Tropical Storm Fiona is forecast to bring sustained winds of 40 to 60 mph, gusts as high as 70 mph, and 4 to 6 inches of rain to the territory as it intensifies slightly and passes south of St. Croix on Saturday, according to meteorologists with the National Weather Service in San Juan, Puerto Rico.
While Fiona has taken a more southwesterly track since Thursday, it is expected to begin a more west-northwest movement during the next 24 hours, with the strongest quadrant of the system still to the north, said meteorologist Ernesto Rodriguez, speaking Friday afternoon at a briefing for emergency management officials and the media.
“Make sure you know that small changes in the track are still possible,” he said.
Fiona has also become better organized, said meteorologist Emanuel Rodriguez.
“The wind shear is not affecting the system anymore and as it approaches the area the storm could intensify a little bit. … By the time it gets to our islands it could be between 60 and 65 mph. We are not expecting this to be a hurricane by the time it gets close to us. But since the system is expected to move closer to our area we should receive sustained tropical storm-force winds within 40 to 60 mph and gusts up to 70 mph,” he said.
A tropical storm becomes a Category 1 hurricane when its sustained winds reach 74 mph.
The U.S. Virgin Islands will begin to experience the first rain bands from Fiona on Saturday morning, with the heaviest activity expected in the afternoon, said Emanuel Rodriguez. Based on the storm’s strength and track on Friday afternoon, residents should be prepared for damage to the power grid, downed tree limbs, flooding, flash floods, and mudslides, he said.
Additionally, Fiona is creating hazardous marine conditions, the meteorologists said, with seas of 15 feet expected starting Friday, and waves of 6 feet at area beaches.
“It is very, very dangerous for people to be near the beaches across all of our coasts and all of the islands,” said Emanuel Rodriguez.

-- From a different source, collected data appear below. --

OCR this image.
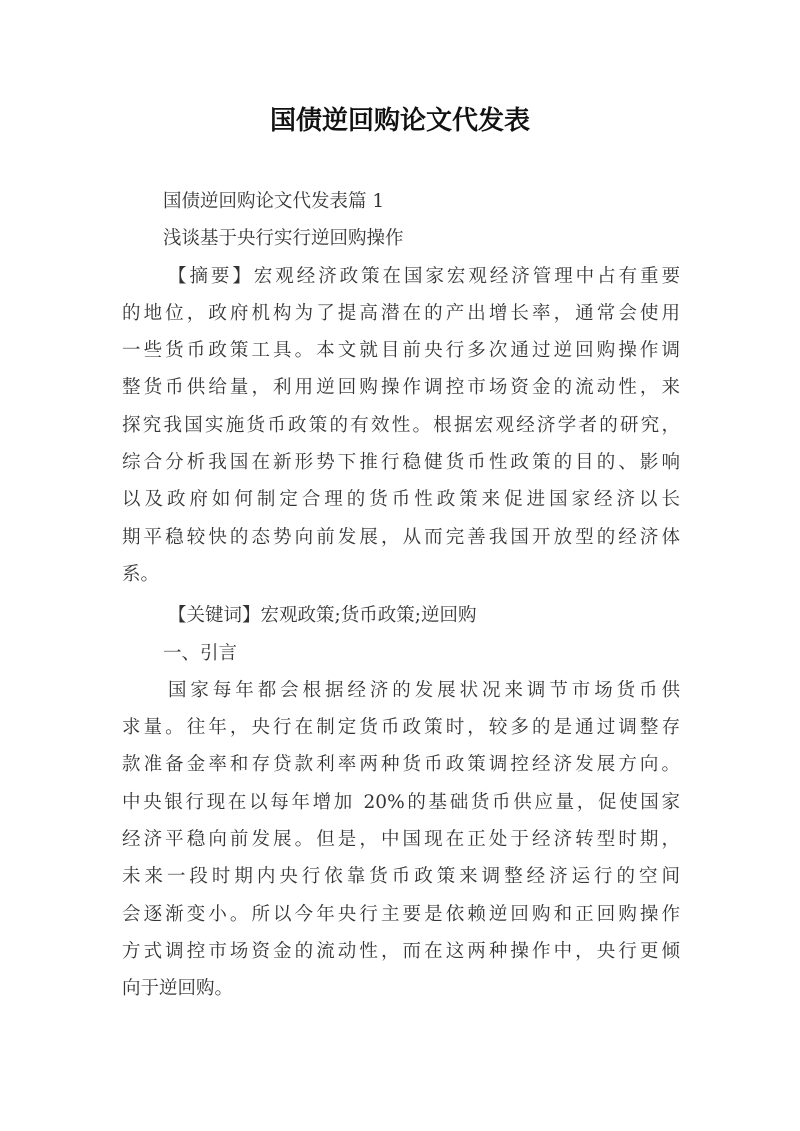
国债逆回购论文代发表
国债逆回购论文代发表篇 1
浅谈基于央行实行逆回购操作
【摘要】宏观经济政策在国家宏观经济管理中占有重要
的地位，政府机构为了提高潜在的产出增长率，通常会使用
一些货币政策工具。本文就目前央行多次通过逆回购操作调
整货币供给量，利用逆回购操作调控市场资金的流动性，来
探究我国实施货币政策的有效性。根据宏观经济学者的研究，
综合分析我国在新形势下推行稳健货币性政策的目的、影响
以及政府如何制定合理的货币性政策来促进国家经济以长
期平稳较快的态势向前发展，从而完善我国开放型的经济体
系。
【关键词】宏观政策;货币政策;逆回购
一、引言
国家每年都会根据经济的发展状况来调节市场货币供
求量。往年，央行在制定货币政策时，较多的是通过调整存
款准备金率和存贷款利率两种货币政策调控经济发展方向。
中央银行现在以每年增加 20%的基础货币供应量，促使国家
经济平稳向前发展。但是，中国现在正处于经济转型时期，
未来一段时期内央行依靠货币政策来调整经济运行的空间
会逐渐变小。所以今年央行主要是依赖逆回购和正回购操作
方式调控市场资金的流动性，而在这两种操作中，央行更倾
向于逆回购。
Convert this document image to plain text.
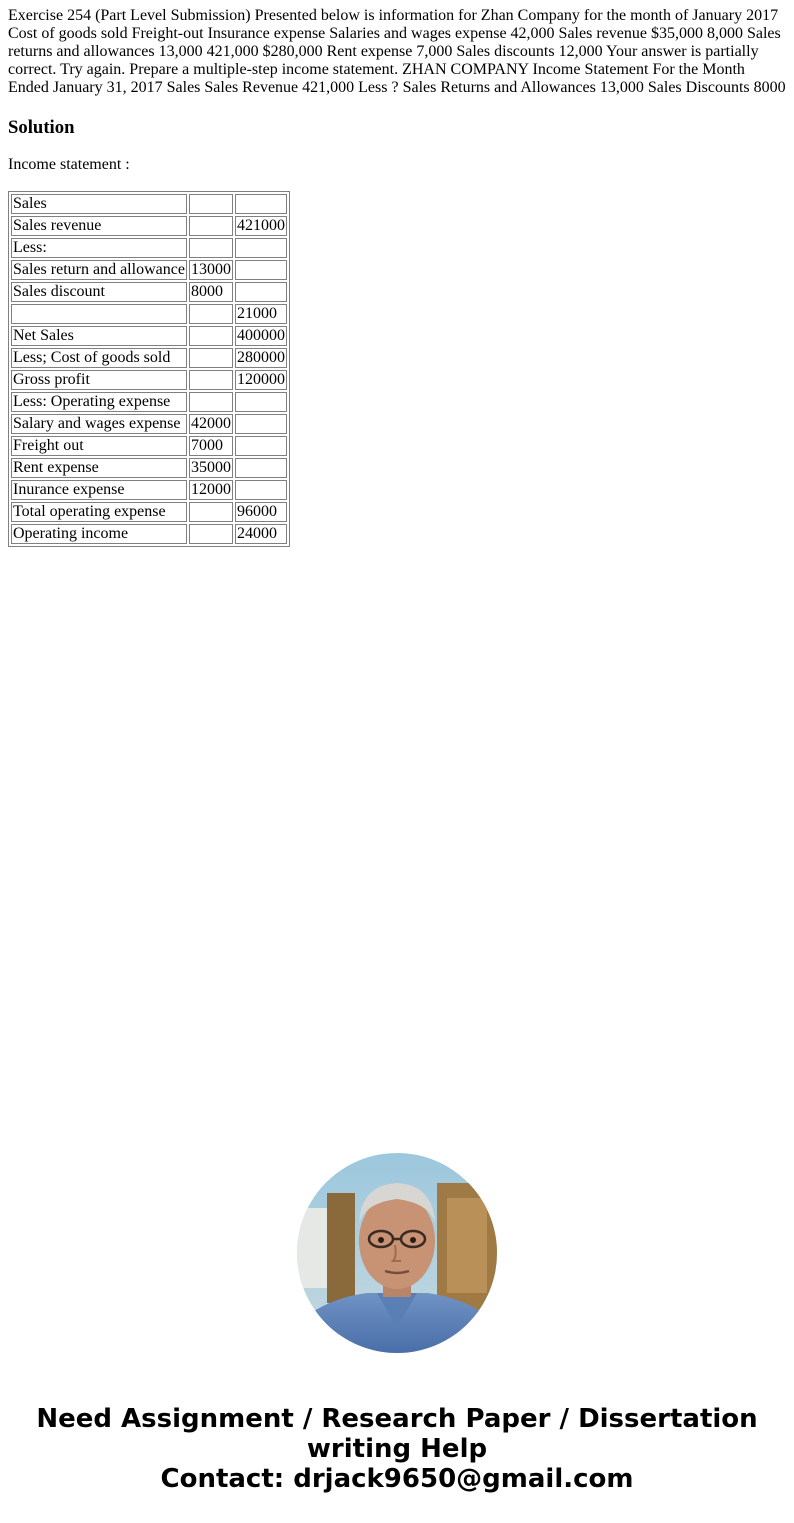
Exercise 254 (Part Level Submission) Presented below is information for Zhan Company for the month of January 2017 Cost of goods sold Freight-out Insurance expense Salaries and wages expense 42,000 Sales revenue $35,000 8,000 Sales returns and allowances 13,000 421,000 $280,000 Rent expense 7,000 Sales discounts 12,000 Your answer is partially correct. Try again. Prepare a multiple-step income statement. ZHAN COMPANY Income Statement For the Month Ended January 31, 2017 Sales Sales Revenue 421,000 Less ? Sales Returns and Allowances 13,000 Sales Discounts 8000

Solution

Income statement :

Sales		
Sales revenue		421000
Less:		
Sales return and allowance	13000	
Sales discount	8000	
		21000
Net Sales		400000
Less; Cost of goods sold		280000
Gross profit		120000
Less: Operating expense		
Salary and wages expense	42000	
Freight out	7000	
Rent expense	35000	
Inurance expense	12000	
Total operating expense		96000
Operating income		24000
Need Assignment / Research Paper / Dissertation
writing Help
Contact: drjack9650@gmail.com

Accordingly, the Coast Guard will close all USVI seaports at 8 p.m. Friday, the V.I. Port Authority announced. “If the seaports are closed by the Coast Guard, they may remain closed for some time until the USCG completes its mandatory inspections,” it said, adding that the decision to reopen is made by the Coast Guard.
The ferries between St. Thomas and St. John will operate until 8 p.m. Friday. The last Water Island ferry departed Water Island to the VIPA excursion dock at Crown Bay Center at 12:15 p.m. and the last departure from St. Thomas to Water Island was at 1 p.m.
The territory’s airports remained open on Friday, though airlines may opt to delay or cancel flights and travelers are advised to contact their airline directly for flight information, the Port Authority said.